Jesus, a friend of sinners . . . whose friend are you? As recorded in Luke 7, Jesus frequently caught flack for hanging out with and befriending people who were not “religious” or ascribing to standards others perceived as absolutes. Criticisms came not just from religious “elites” but from rank and file followers and even from within his band of 12 closest disciples.


Allow me to back up for a moment and offer a few disclaimers. The term “sinner” was a common term in Jesus’ day but has lost popularity of usage today both inside and outside the church. So too the word “lost” is, well, getting “lost” in our vocabulary. I’m ok with that. I never liked the designation when I wasn’t a believer in Christ and I think in our present post-modern culture, folks disdain it even more. Non-believers don’t necessarily feel “lost,” and to them the term carries a bit of arrogance or presumption. I try to avoid that pitfall.

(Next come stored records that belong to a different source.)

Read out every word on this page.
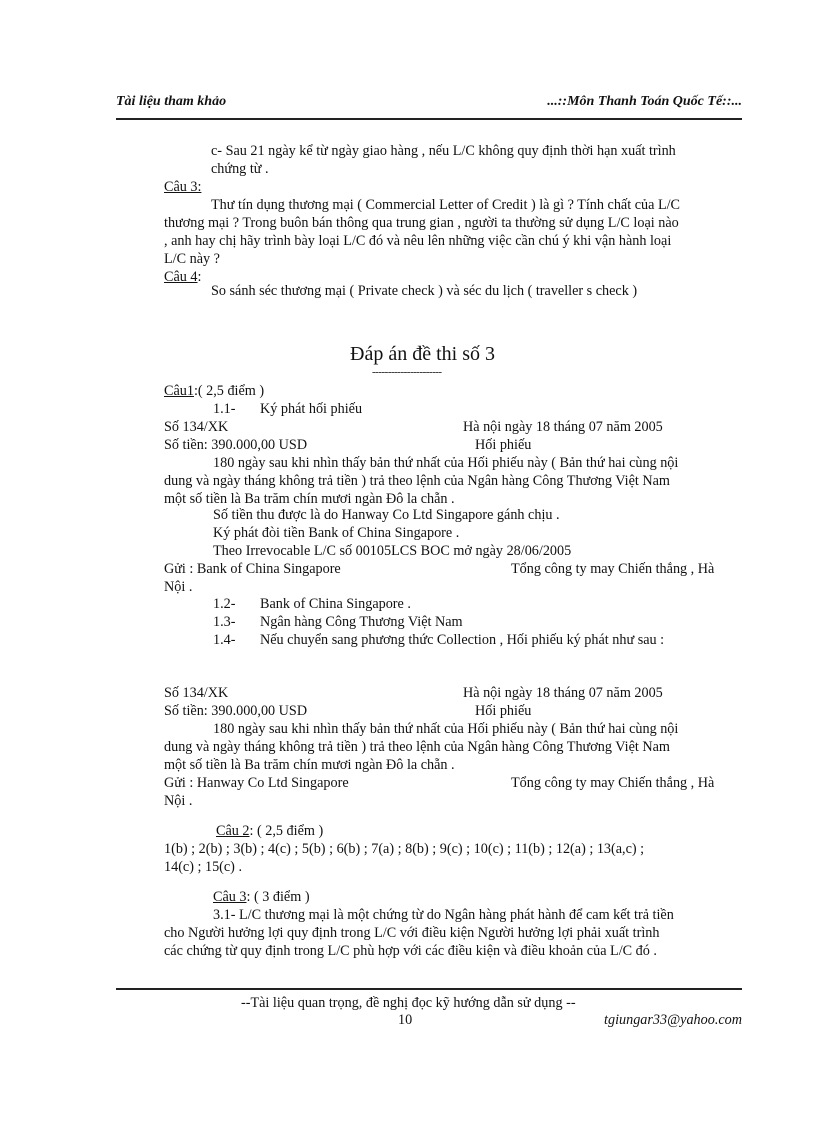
Tài liệu tham khảo	...::Môn Thanh Toán Quốc Tế::...
c- Sau 21 ngày kể từ ngày giao hàng , nếu L/C không quy định thời hạn xuất trình
chứng từ .
Câu 3:
Thư tín dụng thương mại ( Commercial Letter of Credit ) là gì ? Tính chất của L/C
thương mại ? Trong buôn bán thông qua trung gian , người ta thường sử dụng L/C loại nào
, anh hay chị hãy trình bày loại L/C đó và nêu lên những việc cần chú ý khi vận hành loại
L/C này ?
Câu 4:
So sánh séc thương mại ( Private check ) và séc du lịch ( traveller s check )
Đáp án đề thi số 3
----------------------
Câu1:( 2,5 điểm )
1.1- Ký phát hối phiếu
Số 134/XK	Hà nội ngày 18 tháng 07 năm 2005
Số tiền: 390.000,00 USD	Hối phiếu
180 ngày sau khi nhìn thấy bản thứ nhất của Hối phiếu này ( Bản thứ hai cùng nội
dung và ngày tháng không trả tiền ) trả theo lệnh của Ngân hàng Công Thương Việt Nam
một số tiền là Ba trăm chín mươi ngàn Đô la chẵn .
Số tiền thu được là do Hanway Co Ltd Singapore gánh chịu .
Ký phát đòi tiền Bank of China Singapore .
Theo Irrevocable L/C số 00105LCS BOC mở ngày 28/06/2005
Gửi : Bank of China Singapore	Tổng công ty may Chiến thắng , Hà
Nội .
1.2- Bank of China Singapore .
1.3- Ngân hàng Công Thương Việt Nam
1.4- Nếu chuyển sang phương thức Collection , Hối phiếu ký phát như sau :
Số 134/XK	Hà nội ngày 18 tháng 07 năm 2005
Số tiền: 390.000,00 USD	Hối phiếu
180 ngày sau khi nhìn thấy bản thứ nhất của Hối phiếu này ( Bản thứ hai cùng nội
dung và ngày tháng không trả tiền ) trả theo lệnh của Ngân hàng Công Thương Việt Nam
một số tiền là Ba trăm chín mươi ngàn Đô la chẵn .
Gửi : Hanway Co Ltd Singapore	Tổng công ty may Chiến thắng , Hà
Nội .
Câu 2: ( 2,5 điểm )
1(b) ; 2(b) ; 3(b) ; 4(c) ; 5(b) ; 6(b) ; 7(a) ; 8(b) ; 9(c) ; 10(c) ; 11(b) ; 12(a) ; 13(a,c) ;
14(c) ; 15(c) .
Câu 3: ( 3 điểm )
3.1- L/C thương mại là một chứng từ do Ngân hàng phát hành để cam kết trả tiền
cho Người hưởng lợi quy định trong L/C với điều kiện Người hưởng lợi phải xuất trình
các chứng từ quy định trong L/C phù hợp với các điều kiện và điều khoản của L/C đó .
--Tài liệu quan trọng, đề nghị đọc kỹ hướng dẫn sử dụng --
10	tgiungar33@yahoo.com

Our vocabulary is not the principal point of this article, though it plays a part in general. Relationships are where I am heading. We all can make excuses (and I do too) for not having time for, well, you name it. We prioritize our time by what we deem most important and if we aren’t careful, we govern our priorities without seeking any counsel from God. Guilty?  As followers and purported image bearers of Jesus, we are compelled by Him to graciously engage “lostness.” There’s that word again. God mandates engaging “ lostness” through his word (Mt. 28:19-20) and Jesus exemplified it through his living example. Just read the gospels.  2 Corinthians 5 clarifies that we are now God’s message bearers. (Imagine that!)


The process for coming to faith is a continuum which is initiated and perpetuated by the Holy Spirit. Often we are invited to participate. One of the significant thresholds non-believers cross is moving from distrust to trusting in a Christian friend. Just because someone trusts you doesn’t necessarily follow that they are curious about Jesus, but it often is the stimulus that moves them from complacency to curiosity and then openness to life change. We can and should be that catalyst. But we will never be until we take initiatives to new friendships. God will direct you if you are willing to develop new friendships. Expand your interest in someone today. Think about it.